Les attaques par force brute via le protocole RDP (Remote Desktop Protocol) peuvent faire « des dizaines de milliers de victimes » (cf l’annonce au cours de l’été 2014 sur le blog de Kaspersky Lab dont le système de détection des intrusions avait identifié plus de 1 000 cas de tentatives d’attaques par jour en juin).
Attaques par force brute via RDP, Décryptage
Rien de très surprenant, cela fait des années que les hackers s’en prennent aux connexions RDP.

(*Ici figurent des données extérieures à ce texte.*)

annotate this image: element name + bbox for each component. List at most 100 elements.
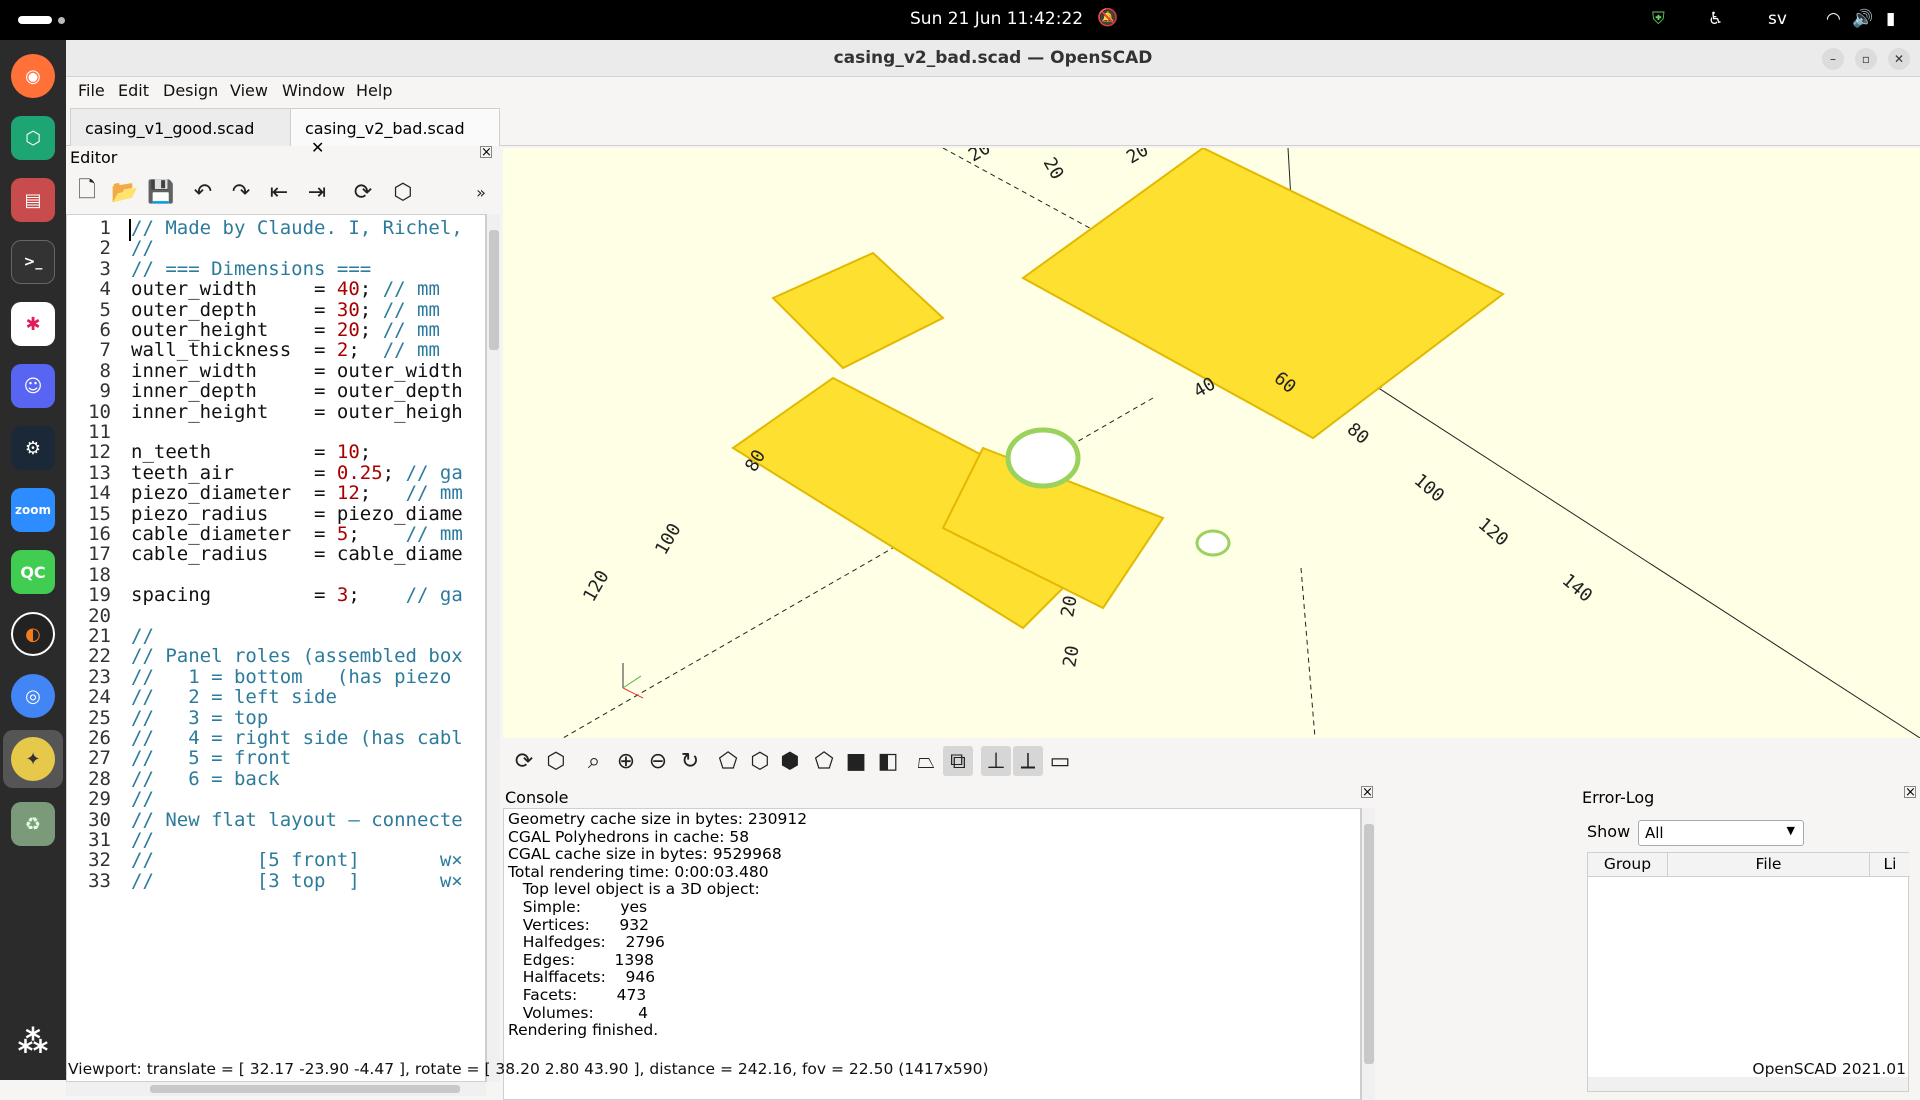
zoom-out-icon[interactable]: ⊖	[643, 746, 673, 776]
code-line: //	[131, 237, 154, 260]
render-icon[interactable]: ⬡	[388, 178, 418, 206]
perspective-icon[interactable]: ⏢	[911, 746, 941, 776]
status-bar: Viewport: translate = [ 32.17 -23.90 -4.…	[66, 1058, 1920, 1080]
undo-icon[interactable]: ↶	[188, 178, 218, 206]
zoom-icon[interactable]: zoom	[11, 488, 55, 532]
terminal-icon[interactable]: >_	[11, 240, 55, 284]
save-icon[interactable]: 💾	[146, 178, 176, 206]
view-right-icon[interactable]: ⬠	[713, 746, 743, 776]
show-apps-icon[interactable]: ⁂	[11, 1020, 55, 1064]
workspace-indicator[interactable]	[18, 16, 52, 24]
bell-muted-icon[interactable]: 🔕	[1097, 8, 1118, 28]
workspace-dot[interactable]	[58, 17, 65, 24]
trash-icon[interactable]: ♻	[11, 802, 55, 846]
tab-label: casing_v2_bad.scad	[305, 119, 465, 138]
close-errorlog-icon[interactable]: ×	[1904, 786, 1916, 799]
console-line: Halfedges: 2796	[508, 933, 665, 952]
view-back-icon[interactable]: ◧	[873, 746, 903, 776]
firefox-icon[interactable]: ◉	[11, 54, 55, 98]
chrome-icon[interactable]: ◎	[11, 674, 55, 718]
editor-horizontal-scrollbar[interactable]	[66, 1082, 486, 1096]
accessibility-icon[interactable]: ♿	[1708, 9, 1723, 29]
more-icon[interactable]: »	[466, 178, 496, 206]
render-icon[interactable]: ⬡	[541, 746, 571, 776]
code-line: outer_width = 40; // mm	[131, 278, 440, 301]
view-front-icon[interactable]: ■	[841, 746, 871, 776]
preview-icon[interactable]: ⟳	[509, 746, 539, 776]
view-all-icon[interactable]: ⌕	[579, 746, 609, 776]
axis-scale-label: 120	[1474, 514, 1512, 551]
column-line[interactable]: Li	[1870, 853, 1910, 877]
line-number: 7	[99, 339, 111, 362]
wifi-icon[interactable]: ◠	[1826, 9, 1841, 29]
code-line: cable_diameter = 5; // mm	[131, 523, 463, 545]
editor-scroll-thumb[interactable]	[489, 230, 499, 350]
volume-icon[interactable]: 🔊	[1852, 9, 1873, 29]
menu-view[interactable]: View	[230, 81, 268, 100]
errorlog-table[interactable]: Group File Li	[1587, 852, 1910, 1092]
redo-icon[interactable]: ↷	[226, 178, 256, 206]
preview-icon[interactable]: ⟳	[348, 178, 378, 206]
clock[interactable]: Sun 21 Jun 11:42:22	[910, 9, 1083, 29]
tab-casing-v2[interactable]: casing_v2_bad.scad ✕	[290, 108, 500, 157]
discord-icon[interactable]: ☺	[11, 364, 55, 408]
zoom-in-icon[interactable]: ⊕	[611, 746, 641, 776]
menu-help[interactable]: Help	[356, 81, 392, 100]
axes-gizmo	[622, 663, 644, 699]
show-axes-icon[interactable]: ⊥	[981, 746, 1011, 776]
slack-icon[interactable]: ✱	[11, 302, 55, 346]
axis-scale-label: 140	[1558, 570, 1596, 607]
show-edges-icon[interactable]: ▭	[1045, 746, 1075, 776]
files-icon[interactable]: ▤	[11, 178, 55, 222]
show-scale-markers-icon[interactable]: ⟂	[1013, 746, 1043, 776]
code-line: outer_depth = 30; // mm	[131, 298, 440, 321]
close-editor-icon[interactable]: ×	[480, 146, 492, 159]
line-number: 27	[88, 747, 111, 770]
battery-icon[interactable]: ▮	[1886, 9, 1895, 29]
menu-design[interactable]: Design	[163, 81, 218, 100]
steam-icon[interactable]: ⚙	[11, 426, 55, 470]
column-group[interactable]: Group	[1588, 853, 1668, 877]
console-line: Rendering finished.	[508, 1021, 659, 1040]
new-file-icon[interactable]: 🗋	[72, 178, 102, 206]
minimize-button[interactable]: –	[1822, 48, 1844, 70]
view-top-icon[interactable]: ⬡	[745, 746, 775, 776]
editor-vertical-scrollbar[interactable]	[486, 214, 500, 1082]
menu-file[interactable]: File	[78, 81, 105, 100]
menu-edit[interactable]: Edit	[118, 81, 149, 100]
console-scroll-thumb[interactable]	[1364, 824, 1374, 1064]
code-line: // [5 front] w×	[131, 849, 463, 872]
indent-icon[interactable]: ⇥	[302, 178, 332, 206]
console-line: Total rendering time: 0:00:03.480	[508, 862, 769, 881]
column-file[interactable]: File	[1668, 853, 1870, 877]
keyboard-layout[interactable]: sv	[1768, 9, 1787, 29]
line-number: 26	[88, 727, 111, 749]
line-number: 15	[88, 502, 111, 525]
orthogonal-icon[interactable]: ⧉	[943, 746, 973, 776]
open-file-icon[interactable]: 📂	[110, 178, 140, 206]
blender-icon[interactable]: ◐	[11, 612, 55, 656]
reset-view-icon[interactable]: ↻	[675, 746, 705, 776]
code-editor[interactable]: 1 2 3 4 5 6 7 8 9 10 11 12 13 14 15 16 17 18 19 20 21 22 23 24 2…	[66, 214, 486, 1082]
console-scrollbar[interactable]	[1361, 808, 1375, 1100]
tab-casing-v1[interactable]: casing_v1_good.scad	[70, 108, 292, 146]
view-bottom-icon[interactable]: ⬢	[775, 746, 805, 776]
unindent-icon[interactable]: ⇤	[264, 178, 294, 206]
console-line: Vertices: 932	[508, 915, 649, 934]
3d-viewport[interactable]: 20 20 20 40 60 80 100 120 140 80 100 120 20 20	[503, 148, 1920, 738]
maximize-button[interactable]: ▫	[1855, 48, 1877, 70]
close-window-button[interactable]: ✕	[1888, 48, 1910, 70]
qtcreator-icon[interactable]: QC	[11, 550, 55, 594]
show-filter-select[interactable]: All ▼	[1638, 820, 1804, 846]
close-console-icon[interactable]: ×	[1361, 786, 1373, 799]
editor-hscroll-thumb[interactable]	[150, 1085, 460, 1093]
console-output[interactable]: Geometry cache size in bytes: 230912 CGAL…	[503, 808, 1361, 1100]
view-left-icon[interactable]: ⬠	[809, 746, 839, 776]
menu-window[interactable]: Window	[282, 81, 345, 100]
code-line: //	[131, 625, 154, 647]
shield-icon[interactable]: ⛨	[1652, 9, 1665, 29]
openscad-icon[interactable]: ✦	[11, 737, 55, 781]
app-icon-green[interactable]: ⬡	[11, 116, 55, 160]
model-render: 20202040 6080100120140801001202020	[562, 148, 1920, 738]
line-number: 22	[88, 645, 111, 668]
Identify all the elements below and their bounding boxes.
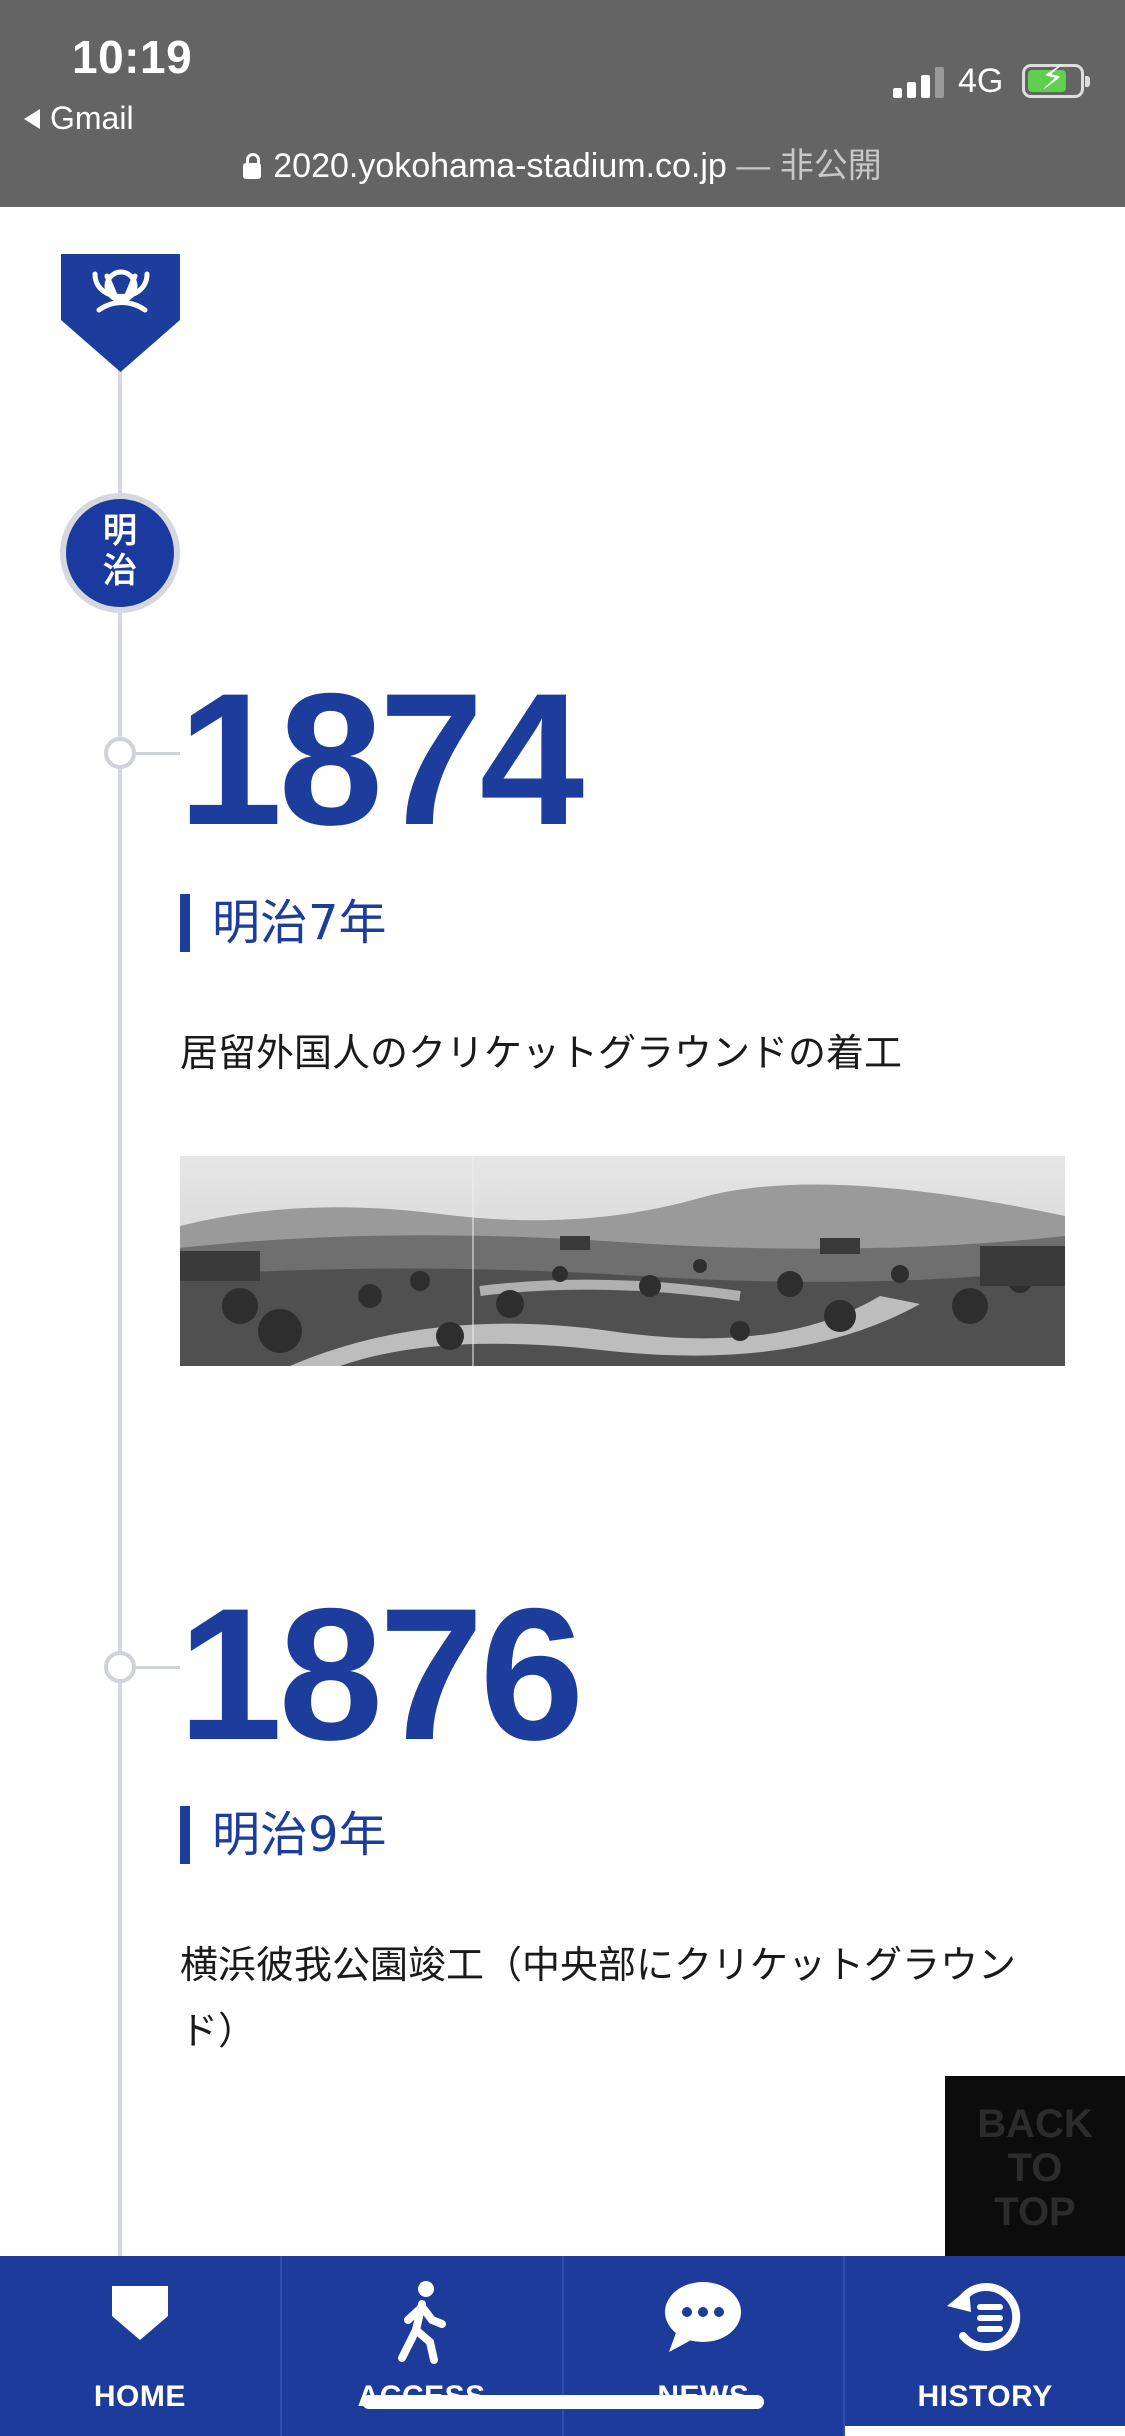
back-to-top-line: TO [1007, 2146, 1063, 2190]
era-badge-meiji: 明 治 [60, 493, 180, 613]
back-to-top-line: TOP [994, 2190, 1076, 2234]
back-to-top-button[interactable]: BACK TO TOP [945, 2076, 1125, 2256]
year-heading: 1876 [178, 1569, 584, 1779]
battery-charging-icon: ⚡ [1022, 61, 1090, 98]
era-char: 明 [103, 511, 137, 551]
event-description: 横浜彼我公園竣工（中央部にクリケットグラウンド） [180, 1943, 1017, 2053]
nav-history[interactable]: HISTORY [845, 2256, 1125, 2436]
era-year-label: 明治7年 [180, 894, 387, 952]
back-app-label: Gmail [50, 100, 134, 136]
network-type: 4G [958, 62, 1004, 100]
era-year-label: 明治9年 [180, 1806, 387, 1864]
timeline-connector [136, 752, 180, 755]
event-description: 居留外国人のクリケットグラウンドの着工 [180, 1031, 903, 1075]
nav-home-label: HOME [93, 2380, 186, 2413]
timeline-node [104, 737, 136, 769]
era-char: 治 [103, 551, 137, 591]
nav-history-label: HISTORY [917, 2380, 1053, 2413]
home-plate-icon [111, 2286, 168, 2340]
address-bar[interactable]: 2020.yokohama-stadium.co.jp — 非公開 [0, 138, 1125, 187]
walking-person-icon [397, 2281, 446, 2364]
back-arrow-icon [24, 108, 40, 129]
stadium-logo-icon [61, 254, 180, 372]
nav-news[interactable]: NEWS [564, 2256, 846, 2436]
history-icon [947, 2283, 1021, 2351]
status-time: 10:19 [72, 31, 193, 83]
timeline-node [104, 1651, 136, 1683]
bottom-navigation: HOME ACCESS NEWS HISTORY [0, 2256, 1125, 2436]
home-indicator [362, 2395, 764, 2409]
back-to-app-link[interactable]: Gmail [24, 100, 134, 137]
nav-access[interactable]: ACCESS [282, 2256, 564, 2436]
back-to-top-line: BACK [977, 2102, 1093, 2146]
timeline-line [118, 330, 122, 2260]
url-separator: — [736, 147, 771, 185]
timeline-connector [136, 1666, 180, 1669]
url-domain: 2020.yokohama-stadium.co.jp [273, 147, 727, 185]
chat-bubble-icon [665, 2282, 742, 2352]
cellular-signal-icon [893, 66, 944, 98]
nav-home[interactable]: HOME [0, 2256, 282, 2436]
browser-header: 10:19 Gmail 4G ⚡ 2020.yokohama-stadium.c… [0, 0, 1125, 207]
url-private-label: 非公開 [779, 147, 882, 185]
lock-icon [243, 153, 262, 179]
historical-photo [180, 1156, 1065, 1366]
year-heading: 1874 [178, 654, 584, 864]
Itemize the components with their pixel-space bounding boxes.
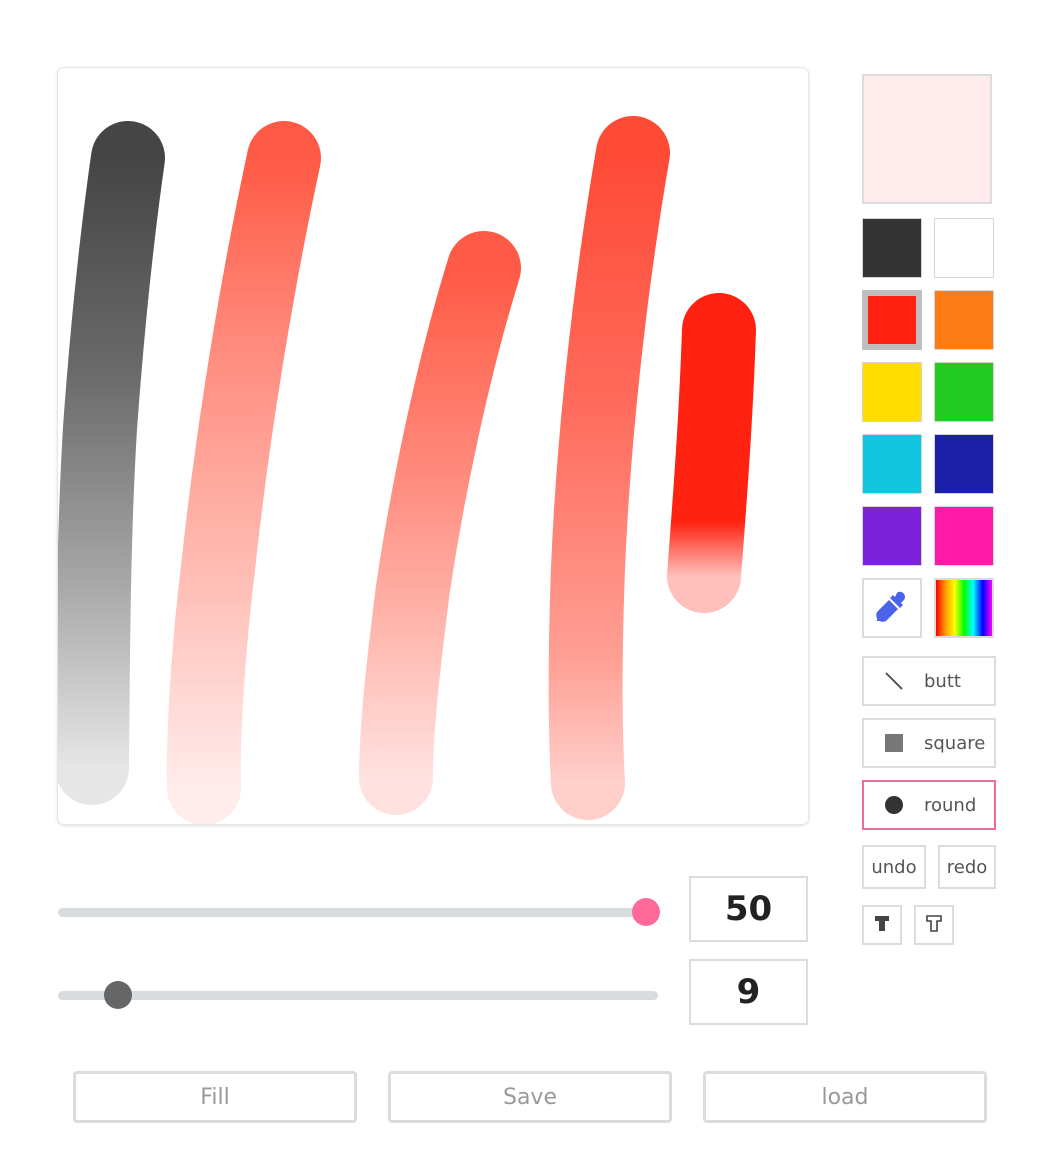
rainbow-gradient-icon [936, 580, 992, 636]
swatch-magenta[interactable] [934, 506, 994, 566]
swatch-white[interactable] [934, 218, 994, 278]
brush-size-value: 50 [689, 876, 808, 942]
swatch-black[interactable] [862, 218, 922, 278]
slider-thumb[interactable] [104, 981, 132, 1009]
swatch-green[interactable] [934, 362, 994, 422]
cap-square-button[interactable]: square [862, 718, 996, 768]
cap-round-button[interactable]: round [862, 780, 996, 830]
brush-size-slider[interactable] [58, 897, 660, 927]
circle-icon [864, 795, 924, 815]
cap-butt-label: butt [924, 670, 961, 692]
undo-button[interactable]: undo [862, 845, 926, 889]
slider-track [58, 991, 658, 1000]
canvas-strokes [58, 116, 756, 824]
swatch-orange[interactable] [934, 290, 994, 350]
opacity-value: 9 [689, 959, 808, 1025]
drawing-canvas[interactable] [58, 68, 808, 824]
cap-round-label: round [924, 794, 977, 816]
swatch-purple[interactable] [862, 506, 922, 566]
eyedropper-button[interactable] [862, 578, 922, 638]
slider-thumb[interactable] [632, 898, 660, 926]
cap-butt-button[interactable]: butt [862, 656, 996, 706]
rainbow-picker-button[interactable] [934, 578, 994, 638]
save-button[interactable]: Save [388, 1071, 672, 1123]
redo-button[interactable]: redo [938, 845, 996, 889]
font-bold-icon [872, 913, 892, 937]
swatch-yellow[interactable] [862, 362, 922, 422]
cap-square-label: square [924, 732, 986, 754]
square-icon [864, 733, 924, 753]
opacity-slider[interactable] [58, 980, 658, 1010]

Qu’est-ce qu’une attaque RDP ?
RDP est un protocole propriétaire, développé par Microsoft, qui sert d’interface graphique pour l’interconnexion d’ordinateurs en réseau. RDP étant avant tout conçu pour les accès distants sur réseau local (Local Area Network, LAN), des problèmes de sécurité se posent quand des équipes de support s’en servent sur Internet pour se connecter à des systèmes extérieurs au réseau, ce qui suppose généralement de configurer un tunnel VPN et d’adapter les paramètres de pare-feu, d’ouvrir le port d’écoute par défaut TCP 3389 par exemple. Or les hackers localisent très facilement ces ports ouverts par un simple balayage d’Internet. Et comme les identifiants de connexion sont souvent partagés, ils facilitent les attaques par force brute.
Les risques encourus
Comme le mentionne le post de Kaspersky Lab, « le piratage de connexions RDP est une activité très lucrative : une fois qu’ils ont trouvé les identifiants, les hackers ont tout pouvoir sur le système du serveur RDP. Ils peuvent alors y implanter un logiciel malveillant, exfiltrer des données, etc.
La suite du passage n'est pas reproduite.